Not all cases result in justice, the unit has thousands of cases dating back to 1970. But Park is amazed at the diligence of the old-time cops. “I don’t even know if they knew we would have the technology someday,” she says. “But they saved DNA, they swabbed bite marks, they kept everything until technology caught up.”

Today the team sifts through boxes of yellowed reports, databases and evidence bags, tracking down witnesses who have married or moved. She says they’re lucky if they solve four cold cases a year, but that’s four families somewhere that now have closure.

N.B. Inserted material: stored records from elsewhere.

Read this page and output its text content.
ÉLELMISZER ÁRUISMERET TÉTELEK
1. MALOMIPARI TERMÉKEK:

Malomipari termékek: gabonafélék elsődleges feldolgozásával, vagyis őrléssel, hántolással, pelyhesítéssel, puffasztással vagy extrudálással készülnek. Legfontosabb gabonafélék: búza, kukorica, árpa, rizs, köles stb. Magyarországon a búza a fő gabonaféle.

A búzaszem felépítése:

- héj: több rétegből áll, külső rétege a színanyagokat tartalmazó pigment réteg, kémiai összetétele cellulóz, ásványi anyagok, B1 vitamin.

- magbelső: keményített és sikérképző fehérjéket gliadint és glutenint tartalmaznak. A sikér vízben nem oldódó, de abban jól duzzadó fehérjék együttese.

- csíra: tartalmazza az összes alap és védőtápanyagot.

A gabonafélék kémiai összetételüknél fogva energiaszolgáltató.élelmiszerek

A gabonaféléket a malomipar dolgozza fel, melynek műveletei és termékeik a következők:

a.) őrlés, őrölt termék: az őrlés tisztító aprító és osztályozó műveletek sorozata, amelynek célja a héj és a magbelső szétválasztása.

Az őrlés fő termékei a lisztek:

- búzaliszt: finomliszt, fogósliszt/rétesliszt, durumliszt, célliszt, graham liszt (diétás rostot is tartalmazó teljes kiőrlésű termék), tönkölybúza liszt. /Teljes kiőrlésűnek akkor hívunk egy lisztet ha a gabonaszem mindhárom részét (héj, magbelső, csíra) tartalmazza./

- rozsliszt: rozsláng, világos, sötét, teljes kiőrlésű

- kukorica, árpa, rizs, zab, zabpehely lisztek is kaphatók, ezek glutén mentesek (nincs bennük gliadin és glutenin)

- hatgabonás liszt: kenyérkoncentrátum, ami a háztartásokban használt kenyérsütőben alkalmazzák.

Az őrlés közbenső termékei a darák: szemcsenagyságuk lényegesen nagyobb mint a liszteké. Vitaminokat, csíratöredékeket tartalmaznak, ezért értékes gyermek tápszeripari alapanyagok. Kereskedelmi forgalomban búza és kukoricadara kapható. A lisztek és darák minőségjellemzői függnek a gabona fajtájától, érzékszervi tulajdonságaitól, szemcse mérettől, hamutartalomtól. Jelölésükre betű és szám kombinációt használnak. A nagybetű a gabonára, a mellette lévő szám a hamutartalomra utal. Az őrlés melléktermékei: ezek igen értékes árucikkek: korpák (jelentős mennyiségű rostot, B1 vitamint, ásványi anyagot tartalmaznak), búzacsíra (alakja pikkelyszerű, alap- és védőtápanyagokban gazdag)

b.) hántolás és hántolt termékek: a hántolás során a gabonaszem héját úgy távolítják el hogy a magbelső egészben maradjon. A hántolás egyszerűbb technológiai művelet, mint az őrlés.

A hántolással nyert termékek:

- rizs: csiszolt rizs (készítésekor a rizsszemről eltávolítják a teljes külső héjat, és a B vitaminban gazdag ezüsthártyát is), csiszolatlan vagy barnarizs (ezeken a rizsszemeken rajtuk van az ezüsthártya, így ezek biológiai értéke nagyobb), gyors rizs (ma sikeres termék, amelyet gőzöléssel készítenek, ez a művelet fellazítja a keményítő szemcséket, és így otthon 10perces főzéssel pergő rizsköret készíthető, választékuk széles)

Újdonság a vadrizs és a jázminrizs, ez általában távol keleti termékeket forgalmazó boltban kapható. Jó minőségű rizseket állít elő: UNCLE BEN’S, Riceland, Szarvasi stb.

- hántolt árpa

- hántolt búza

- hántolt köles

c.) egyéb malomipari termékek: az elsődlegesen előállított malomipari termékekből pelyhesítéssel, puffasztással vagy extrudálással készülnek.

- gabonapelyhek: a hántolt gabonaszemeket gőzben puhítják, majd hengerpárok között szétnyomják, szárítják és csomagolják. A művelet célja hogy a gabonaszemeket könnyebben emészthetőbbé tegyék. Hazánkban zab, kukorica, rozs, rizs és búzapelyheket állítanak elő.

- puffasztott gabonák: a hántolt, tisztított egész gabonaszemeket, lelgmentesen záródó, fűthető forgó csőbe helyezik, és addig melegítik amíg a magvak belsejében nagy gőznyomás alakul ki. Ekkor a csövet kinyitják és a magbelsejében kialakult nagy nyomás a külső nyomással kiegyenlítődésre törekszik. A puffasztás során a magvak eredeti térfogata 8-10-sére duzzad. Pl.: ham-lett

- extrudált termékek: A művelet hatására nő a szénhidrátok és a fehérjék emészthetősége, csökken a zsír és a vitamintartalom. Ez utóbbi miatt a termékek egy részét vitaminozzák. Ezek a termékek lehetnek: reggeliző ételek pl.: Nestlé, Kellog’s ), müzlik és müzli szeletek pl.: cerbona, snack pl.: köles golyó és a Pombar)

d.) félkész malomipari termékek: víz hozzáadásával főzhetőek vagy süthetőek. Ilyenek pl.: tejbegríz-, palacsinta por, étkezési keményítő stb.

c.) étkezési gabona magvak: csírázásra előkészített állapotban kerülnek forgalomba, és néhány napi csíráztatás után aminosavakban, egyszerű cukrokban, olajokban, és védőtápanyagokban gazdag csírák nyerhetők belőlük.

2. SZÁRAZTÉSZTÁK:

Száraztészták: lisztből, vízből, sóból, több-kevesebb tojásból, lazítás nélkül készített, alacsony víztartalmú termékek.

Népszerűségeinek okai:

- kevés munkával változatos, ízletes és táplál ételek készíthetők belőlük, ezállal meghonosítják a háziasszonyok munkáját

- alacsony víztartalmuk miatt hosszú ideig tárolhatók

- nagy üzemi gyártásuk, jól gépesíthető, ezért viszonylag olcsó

One thing Park laments is the loss when more of the legendary officers, the ones she learned from, retire. “I just turned 40 and I still feel like a rookie,” she says. And she’ll soon be starting over in another unit. Park has finally taken her sergeant’s examine and when the promotion comes through she’ll be reassigned. She says she’ll miss homicide and will try to get back someday.

In the meantime, this single cop focuses on family and friends, her Oak Forest home and 14-year-old Lab/Aussie shepherd mix Hopi. She says dating is hard because of the long hours. “When you get a lead you just go, go, go for it,” she says. She does enjoy running and yoga, and eating out, since she doesn’t cook. But it seems like what she most enjoys in life is the job.

“I’ve never tried to be one of the guys,” Park explains. “I’m just doing my job as a police officer. I’ve been very lucky to be accepted. I have the best of both worlds.”